Key Economic Impacts:

 Already the largest population cohort and growing via immigration: At 7.1m people and 29% of the population, millennials are already the biggest demographic cohort in Australia. Strong net overseas migration will see this cohort continue to rise, reaching 8.7m by 2030 – a 67% increase on the number at birth. Over the next 20 years, the cumulative number of Gen Y and Gen X will mean 54% of the population will have been born in the digital age.

 Set to earn two out of every three dollars: By 2030, Millennials will earn two out of every three dollars of income generated within Australia – more than one half trillion dollars from the current level (from A$228bn to A$853bn).

 Housing will remain a dream: Housing affordability has gone from three times incomes in 1998 to eight times average millennial income at present. Population growth implies structural demand for housing will continue. However, the preoccupation with home ownership may structurally shift via this cohort pointing towards refurbishment and affordable housing as major themes over home filling.
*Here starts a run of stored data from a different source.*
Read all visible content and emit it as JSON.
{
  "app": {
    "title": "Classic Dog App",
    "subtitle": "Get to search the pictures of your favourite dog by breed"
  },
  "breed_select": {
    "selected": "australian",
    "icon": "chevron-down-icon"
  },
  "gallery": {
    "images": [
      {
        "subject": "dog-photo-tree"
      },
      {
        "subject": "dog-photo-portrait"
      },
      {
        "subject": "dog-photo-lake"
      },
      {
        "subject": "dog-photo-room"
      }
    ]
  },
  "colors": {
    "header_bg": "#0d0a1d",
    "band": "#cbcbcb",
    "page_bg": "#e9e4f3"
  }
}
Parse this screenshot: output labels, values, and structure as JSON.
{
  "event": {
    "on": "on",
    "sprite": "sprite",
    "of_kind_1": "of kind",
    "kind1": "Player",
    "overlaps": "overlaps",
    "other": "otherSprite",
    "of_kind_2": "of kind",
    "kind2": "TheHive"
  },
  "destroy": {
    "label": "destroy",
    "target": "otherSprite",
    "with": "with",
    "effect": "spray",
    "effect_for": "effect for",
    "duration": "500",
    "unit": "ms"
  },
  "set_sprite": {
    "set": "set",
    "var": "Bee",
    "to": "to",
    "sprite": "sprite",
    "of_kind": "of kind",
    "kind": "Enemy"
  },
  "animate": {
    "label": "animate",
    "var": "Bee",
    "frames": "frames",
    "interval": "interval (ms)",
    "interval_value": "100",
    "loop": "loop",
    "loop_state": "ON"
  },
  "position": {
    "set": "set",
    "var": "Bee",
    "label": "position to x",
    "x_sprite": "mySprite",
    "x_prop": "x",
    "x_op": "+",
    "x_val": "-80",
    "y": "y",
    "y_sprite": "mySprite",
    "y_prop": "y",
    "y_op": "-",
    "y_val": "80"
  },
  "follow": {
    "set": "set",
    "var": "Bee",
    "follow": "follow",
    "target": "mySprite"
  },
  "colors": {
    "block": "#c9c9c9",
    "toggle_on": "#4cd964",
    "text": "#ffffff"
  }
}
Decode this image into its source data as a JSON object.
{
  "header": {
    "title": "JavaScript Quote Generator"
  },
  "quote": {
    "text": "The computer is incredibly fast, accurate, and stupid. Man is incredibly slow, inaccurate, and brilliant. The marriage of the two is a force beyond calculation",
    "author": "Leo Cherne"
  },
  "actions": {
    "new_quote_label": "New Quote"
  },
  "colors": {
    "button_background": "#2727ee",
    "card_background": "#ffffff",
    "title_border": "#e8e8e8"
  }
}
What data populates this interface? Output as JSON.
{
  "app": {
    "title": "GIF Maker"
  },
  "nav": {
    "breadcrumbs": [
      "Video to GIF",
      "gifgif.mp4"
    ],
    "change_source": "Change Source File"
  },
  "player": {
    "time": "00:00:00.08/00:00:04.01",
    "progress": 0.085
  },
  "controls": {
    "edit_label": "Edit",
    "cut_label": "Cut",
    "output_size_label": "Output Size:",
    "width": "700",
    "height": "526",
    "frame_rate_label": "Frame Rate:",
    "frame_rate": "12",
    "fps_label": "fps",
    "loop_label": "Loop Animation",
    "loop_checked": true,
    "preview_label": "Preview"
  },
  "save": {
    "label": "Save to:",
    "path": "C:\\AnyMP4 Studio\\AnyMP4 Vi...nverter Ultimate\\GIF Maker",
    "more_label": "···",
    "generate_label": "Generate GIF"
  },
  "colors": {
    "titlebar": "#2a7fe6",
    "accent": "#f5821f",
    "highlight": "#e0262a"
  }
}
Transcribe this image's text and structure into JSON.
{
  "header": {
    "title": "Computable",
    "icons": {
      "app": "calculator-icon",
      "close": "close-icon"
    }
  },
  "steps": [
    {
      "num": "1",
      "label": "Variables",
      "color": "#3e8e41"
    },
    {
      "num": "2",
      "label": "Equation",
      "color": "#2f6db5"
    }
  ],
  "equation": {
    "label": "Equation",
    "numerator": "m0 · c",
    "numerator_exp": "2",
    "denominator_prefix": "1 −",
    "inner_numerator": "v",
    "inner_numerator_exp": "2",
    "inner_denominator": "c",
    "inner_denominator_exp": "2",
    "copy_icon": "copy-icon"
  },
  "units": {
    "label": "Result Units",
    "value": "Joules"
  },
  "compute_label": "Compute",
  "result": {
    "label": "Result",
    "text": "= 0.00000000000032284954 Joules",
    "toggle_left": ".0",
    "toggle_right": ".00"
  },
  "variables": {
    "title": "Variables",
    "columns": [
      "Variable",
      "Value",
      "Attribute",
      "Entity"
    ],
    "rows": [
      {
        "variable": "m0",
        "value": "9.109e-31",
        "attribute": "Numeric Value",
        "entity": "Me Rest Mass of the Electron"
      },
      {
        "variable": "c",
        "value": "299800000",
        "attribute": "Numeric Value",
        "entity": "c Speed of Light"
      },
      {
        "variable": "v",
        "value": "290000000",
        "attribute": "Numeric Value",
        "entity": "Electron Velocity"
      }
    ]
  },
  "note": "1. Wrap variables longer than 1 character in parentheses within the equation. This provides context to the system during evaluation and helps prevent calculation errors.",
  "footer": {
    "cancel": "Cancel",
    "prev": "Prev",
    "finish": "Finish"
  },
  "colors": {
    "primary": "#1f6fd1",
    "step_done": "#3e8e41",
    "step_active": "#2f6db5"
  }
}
For REITs best positioned to provide affordable housing we favour Mirvac and Lend Lease and for home refurb we favour Wesfarmers.

 Perfect price arbitrage (unless they like you): Judicious spending is “hollowing out” the middle, putting downward pricing pressure on anything without barriers to entry that can be commoditised and creating new demand for categories more traditionally the domain of older or higher income consumers (e.g. affordable luxury, leisure & travel). Structurally this will add to downward pressure on consumer prices in commoditized areas but potentially offset by a greater willingness to spend on areas that satisfy social and personal ideals (environmentally friendly and sustainable produce).

Key Consumer Impacts:

 Digital natives to drive online shifts. Where Millennials spend defines their identity. Online shopping is in a structural upswing and is expected to account for ~17.5% of total retail spending by 2030. Third party logistics providers – Toll Holdings and DHL (not covered) – and other logistics companies that provide last mile express B2C services are likely to be substantial beneficiaries of a continued migration to retail online.

 Standing room only: Millennials stand in stores, comparing prices and reviews on their smartphones; friends weigh in on their decisions via social media; and when they are ready to buy, they expect direct delivery, preferably on the same day. The order of retailers most likely to be disrupted will be department stores (Myer), electronic retailers (Harvey Normal, JB Hi-Fi), and apparel retailers (Kathmandu). Restaurants already take a large share of the Millennial wallet at 12%. This will grow disproportionately as income and population shifts occur. Online grocery sales will double within the next 3 years alone.

 Buy what’s good for you and the environment: Millennials have a wider definition of health, extending notions of illness avoidance to seeing wellness as a route towards greater life fulfilment. Eating right is the #1 definition of what it means to stay healthy and the shift to fresh, natural and organic is being driven by younger consumers. Those companies shifting their focus to healthier, organic, or low and zero-sugar options – A2 Milk, Blackmores and BWX Limited – stand to ride the structural tailwind. On the short side, the shift away from heavy sugared products such as Coca Cola will continue and Domino’s Pizza may ultimately face headwinds from the shift to healthier diets.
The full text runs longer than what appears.